Bodyweight squats: Excellent for building strength and improving balance, there are a number of different squat techniques that can be performed based on range of motion and fitness goals. Chair squats offer a great variation for those just starting the exercise or who require more support while exercising leg muscles.

Body conditioning: By targeting multiple muscle groups, body conditioning classes increase strength and balance while also providing a high-energy workout. At Atria Cinco Ranch in Texas, the Total Body Conditioning class has become one of the most popular ways for residents to stay active. The class meets three times a week to work through a comprehensive series of muscle-building exercises like chair push-ups, lateral raises, bicep curls, knee lifts and mini-squats.

Atria residents participate in an outdoor tai chi class.


Senior exercises for balance and flexibility

Stretching: Basic stretching exercises that target major muscle groups can help reduce stiff joints and improve range of motion.

Heel-to-toe walk: This exercise can be done down a hallway or along a wall if support is needed. Simply walk in a straight line, touching heel to toe with each step.

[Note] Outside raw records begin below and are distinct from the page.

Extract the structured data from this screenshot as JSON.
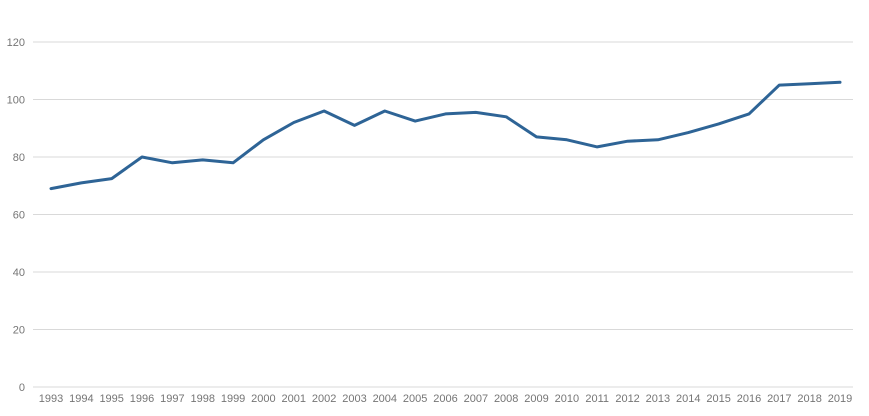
{
  "chart": {
    "background": "#ffffff",
    "line_color": "#2e6496",
    "grid_color": "#d9d9d9",
    "label_color": "#757575"
  },
  "chart_data": {
    "type": "line",
    "title": "",
    "xlabel": "",
    "ylabel": "",
    "categories": [
      "1993",
      "1994",
      "1995",
      "1996",
      "1997",
      "1998",
      "1999",
      "2000",
      "2001",
      "2002",
      "2003",
      "2004",
      "2005",
      "2006",
      "2007",
      "2008",
      "2009",
      "2010",
      "2011",
      "2012",
      "2013",
      "2014",
      "2015",
      "2016",
      "2017",
      "2018",
      "2019"
    ],
    "values": [
      69,
      71,
      72.5,
      80,
      78,
      79,
      78,
      86,
      92,
      96,
      91,
      96,
      92.5,
      95,
      95.5,
      94,
      87,
      86,
      83.5,
      85.5,
      86,
      88.5,
      91.5,
      95,
      105,
      105.5,
      106
    ],
    "ylim": [
      0,
      120
    ],
    "yticks": [
      0,
      20,
      40,
      60,
      80,
      100,
      120
    ],
    "grid": "horizontal",
    "legend": "none",
    "markers": "none"
  }
}
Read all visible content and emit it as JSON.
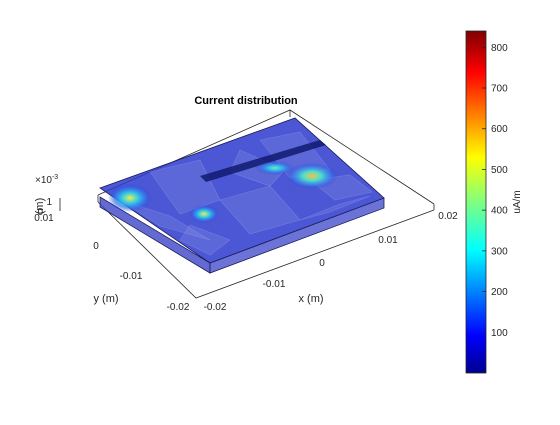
{
  "chart_data": {
    "type": "heatmap",
    "title": "Current distribution",
    "xlabel": "x (m)",
    "ylabel": "y (m)",
    "zlabel": "(m)",
    "z_exponent": "×10",
    "z_exponent_power": "-3",
    "x_ticks": [
      "-0.02",
      "-0.01",
      "0",
      "0.01",
      "0.02"
    ],
    "y_ticks": [
      "-0.02",
      "-0.01",
      "0",
      "0.01"
    ],
    "z_ticks": [
      "1",
      "0"
    ],
    "xlim": [
      -0.025,
      0.025
    ],
    "ylim": [
      -0.025,
      0.015
    ],
    "zlim": [
      0,
      1
    ],
    "colorbar": {
      "label": "uA/m",
      "ticks": [
        "800",
        "700",
        "600",
        "500",
        "400",
        "300",
        "200",
        "100"
      ],
      "range": [
        0,
        840
      ],
      "colormap": "jet"
    },
    "hotspots": [
      {
        "x": -0.02,
        "y": 0.012,
        "value": 450
      },
      {
        "x": 0.014,
        "y": -0.004,
        "value": 520
      },
      {
        "x": -0.011,
        "y": -0.004,
        "value": 380
      },
      {
        "x": 0.006,
        "y": 0.011,
        "value": 180
      }
    ]
  },
  "colors": {
    "plate_fill": "#2c3acd",
    "plate_edge": "#1c1c5a",
    "box_edge": "#262626",
    "background": "#ffffff"
  }
}
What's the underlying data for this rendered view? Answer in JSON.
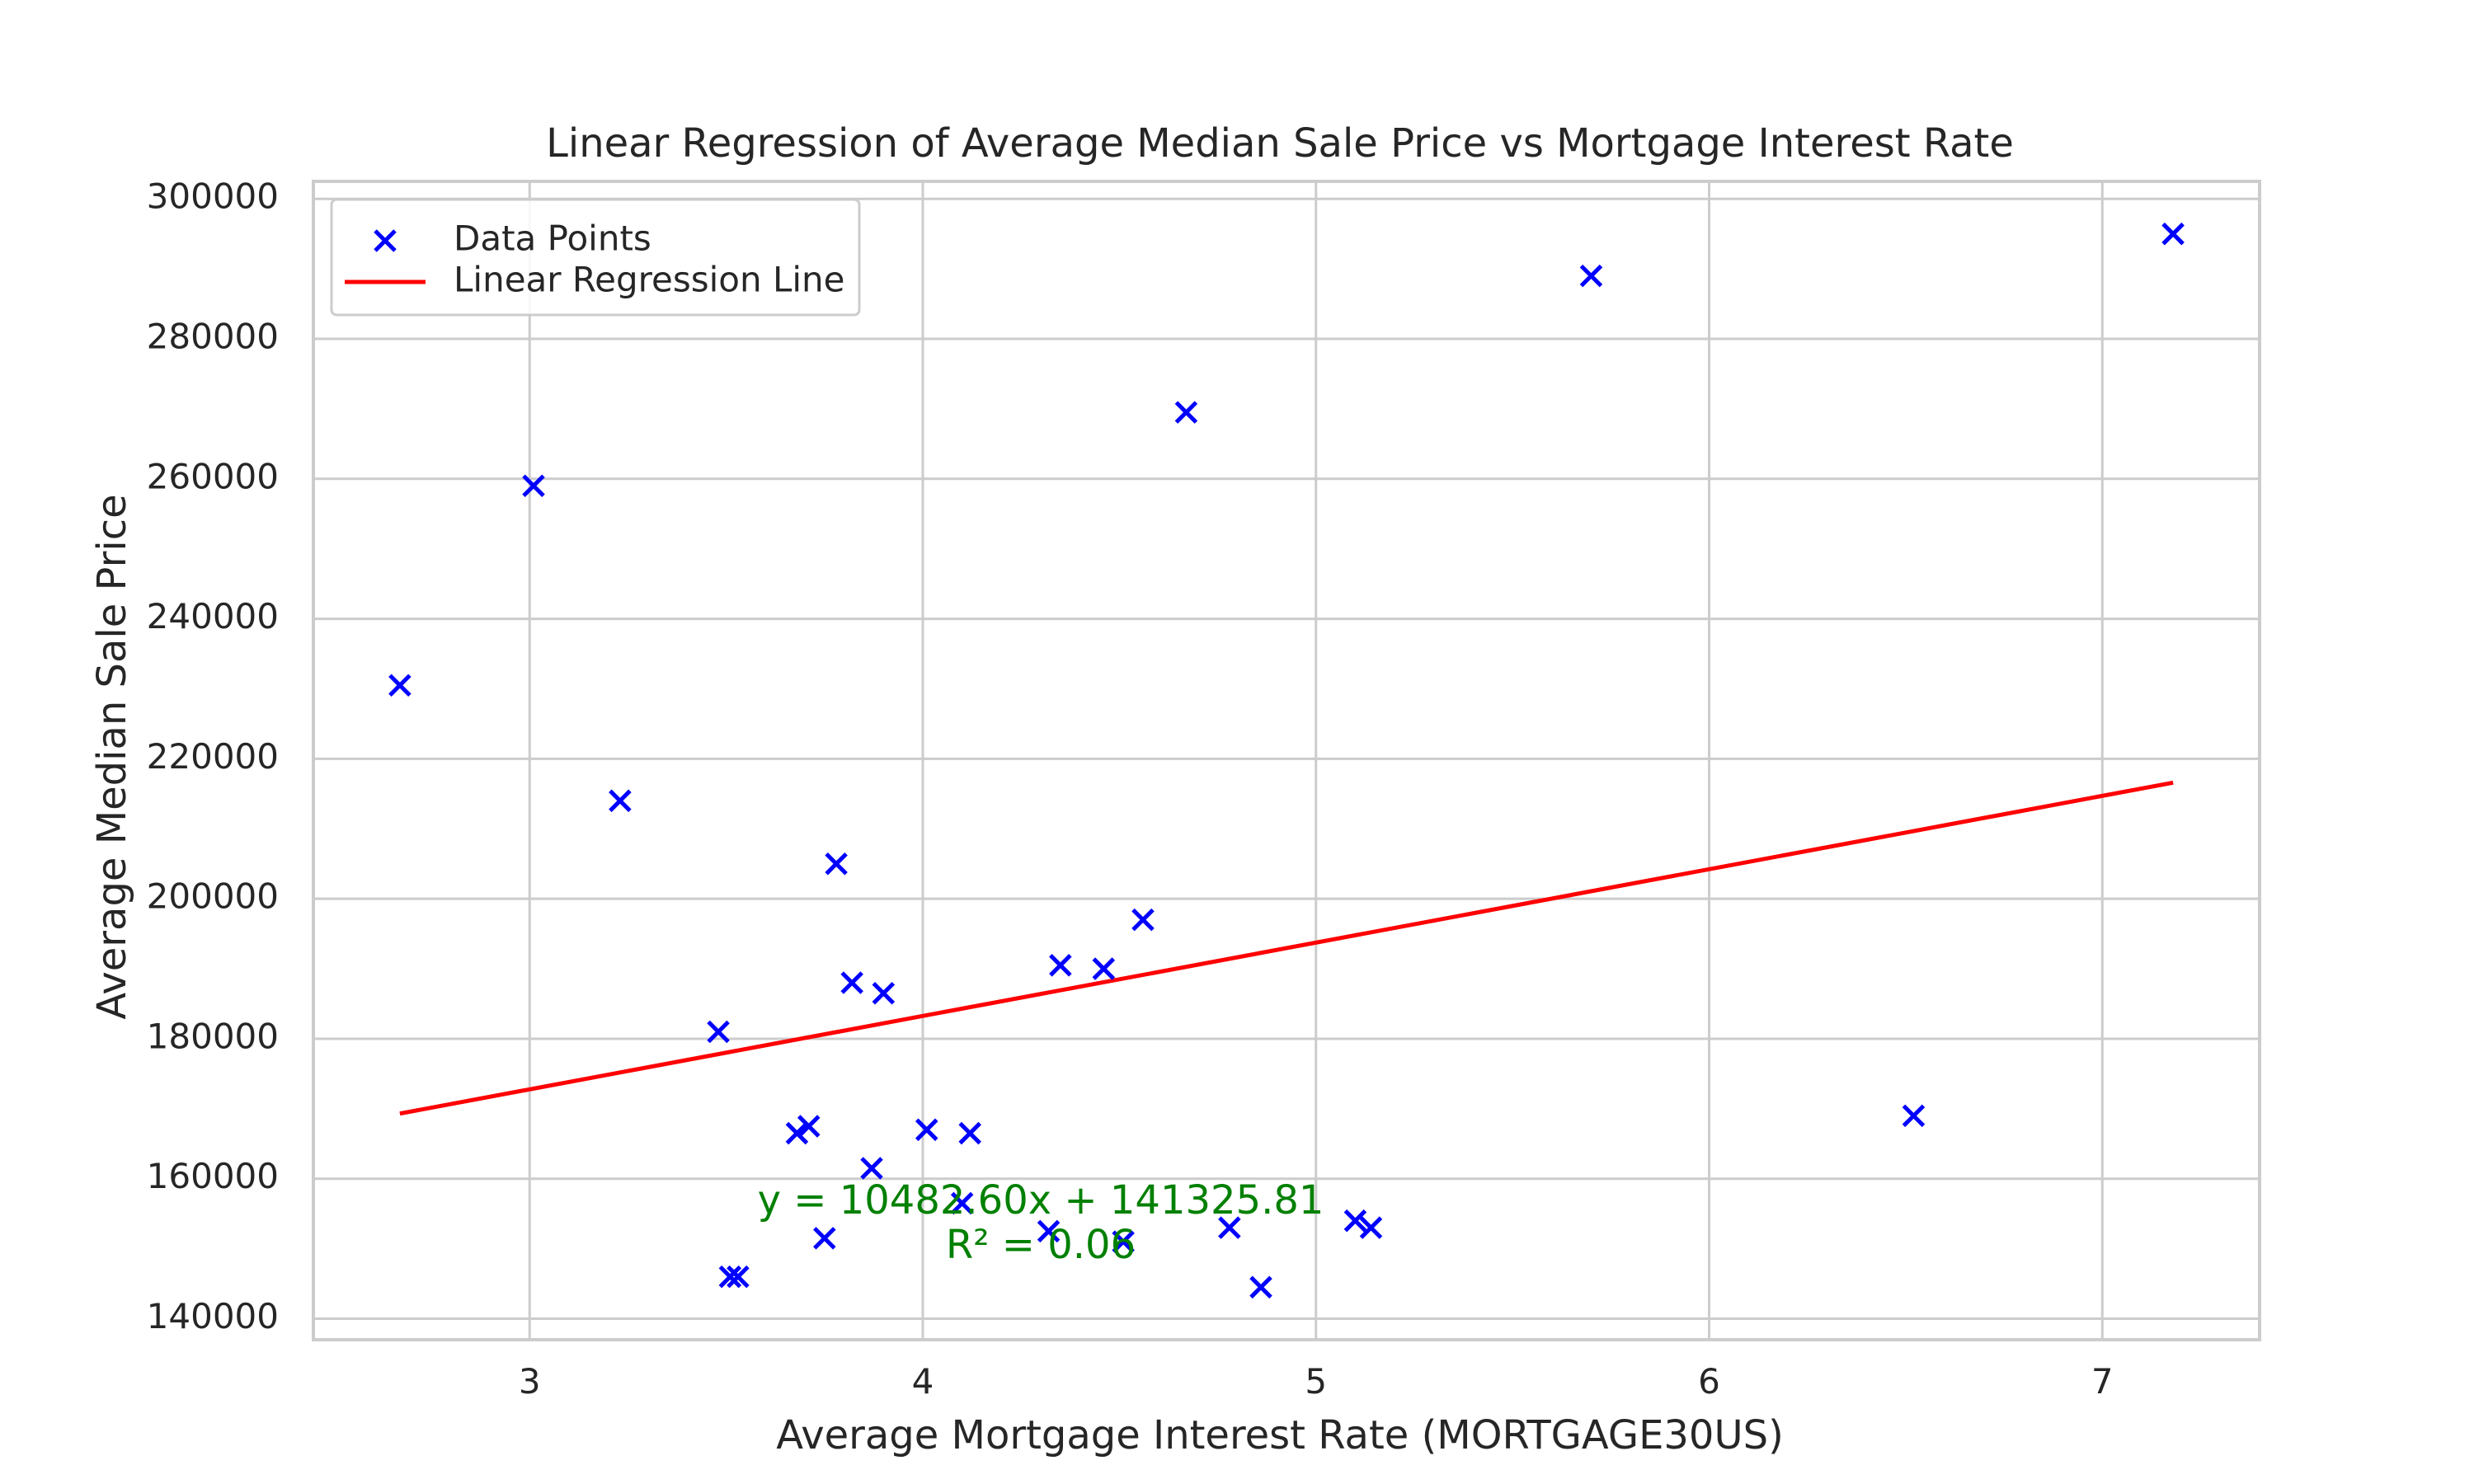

Yoga: A gentle, low-impact exercise, yoga improves flexibility, balance and core stability with techniques that can be adapted to a wide range of fitness levels. Many assisted living communities offer yoga classes for a more structured, guided and socially interactive workout. Experts recommend chair yoga for seniors who are new to yoga or have mobility limitations.

Tai chi: Slow, flowing movements and mindful breathing are the core elements of tai chi. A study by the Journal of the American Geriatrics Society (JAGS) determined that tai chi classes offered in senior living communities improved residents’ physical function and dual-task walking speeds.

Finding the right senior fitness program for you

Physical fitness becomes even more important to our overall health as we age, so it’s important to establish an exercise routine that will keep you engaged. A quality assisted living community should offer fitness opportunities that can accommodate all levels of ability. Finding the right combination of classes, workouts and activities will depend on your fitness level and interests; in some cases, you may need to consult a physical trainer or health professional.